Na vida amorosa ele também se mostraria muito útil. A começar de que daria um sentido literal à palavra “enrabichado”, que hoje usamos como vaga e deseducada metáfora. Em vez de olhar para as pernas e o bumbum das mulheres, os homens olhariam para seus rabos, que logo se tornariam irresistíveis símbolos sexuais. No jogo da conquista, a aquiescência às insinuações de um pretendente não se expressaria por um olhar ou um sorriso – mas por um sugestivo balançar de rabo.
Como se vê, a reincorporação em nós do rabo afetaria também a linguagem. Aproveitaríamos então para dispensar o termo crista, que roubamos dos galináceos para caracterizar nossas alternâncias de humor.

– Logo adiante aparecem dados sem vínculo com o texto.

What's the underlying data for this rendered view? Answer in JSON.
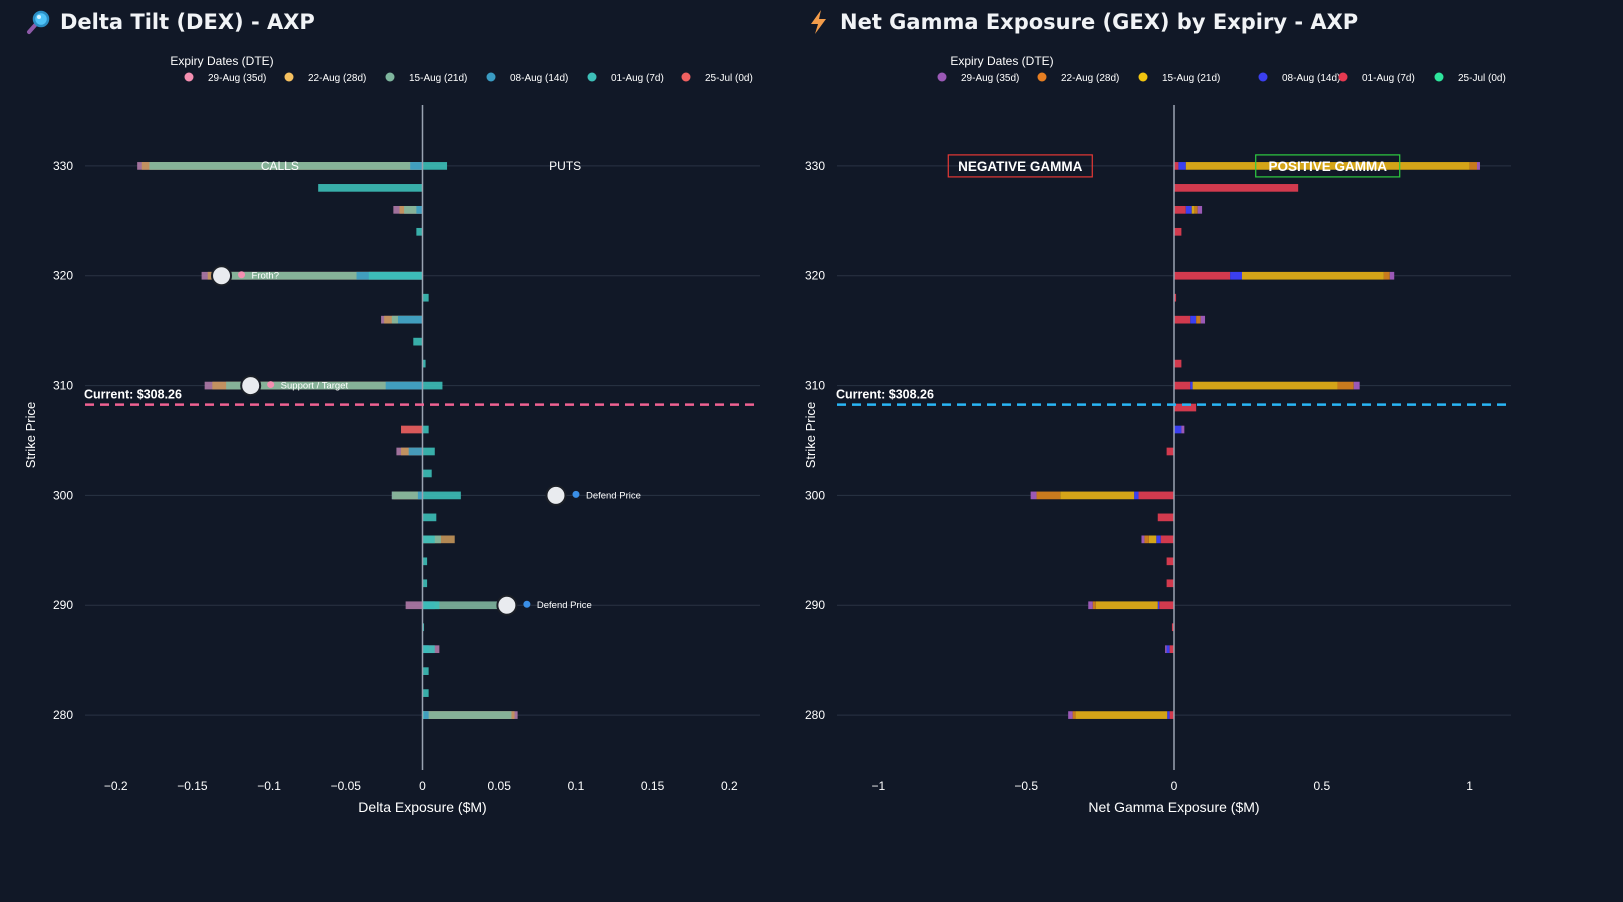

Se deprimido, alguém estaria “de rabo baixo, ou encolhido”. Se eufórico, estaria “com o rabo lá em cima”. E só mesmo por descaso ou precipitação alguém ficaria com “o rabo preso”. Sem falar que nos livraríamos de mais uma expressão chula, pois não se estaria mandando, por qualquer comezinho motivo, alguém enfiar nele alguma coisa.
As relações sociais também se fortificariam com o seu reaparecimento; um aperto fraterno de rabo seria a prova de uma estima verdadeira e de outras mais densas afeições. Em vez de se darem as mãos, os namorados se dariam apaixonadamente os rabos. E poderiam mesmo colocar neles as alianças, deixando o dedo para outros tipos de símbolo – o anel de formatura, por exemplo, jamais seria colocado no rabo. Não seria de bom-tom.
Conscientes do poder do rabo, as pessoas tratariam de mantê-lo não apenas saudável como também bonito. Isso levaria a indústria a lançar no mercado produtos especialmente voltados para ele. Haveria salões (os Rabo Coiffures) especializados em penteá-lo, rinçá-lo, tingi-lo, pois um rabo bem apresentado indicaria status e melhoraria a autoestima do seu dono. A publicidade ajudaria na disseminação dessa ideia, criando slogans como: “Um homem se conhece pelo rabo”, ou: “Você é sobretudo o rabo que tem”.
Tanta importância dada a ele inevitavelmente geraria conflito entre as pessoas, e a psicanálise acabaria descobrindo um complexo fundado na “inveja do rabo” (que, ao contrário da “inveja do pênis”, atingiria homens e mulheres). Os terapeutas penariam muito para convencer os rabicurtos de que os rabilongos não viviam no melhor dos mundos.
O rabo teria opositores, claro. Seus adversários condenariam a clonagem por considerá-la um retrocesso. Os defensores contra-atacariam dizendo que a volta do rabo confirmava a lei do “eterno retorno”. E os religiosos, sabiamente, veriam nele a indicação de que o homem devia abdicar da vaidade e da soberba, pois era um animal como outro qualquer. A prova disso é que, tal como os cachorros e os macacos, tinha rabo.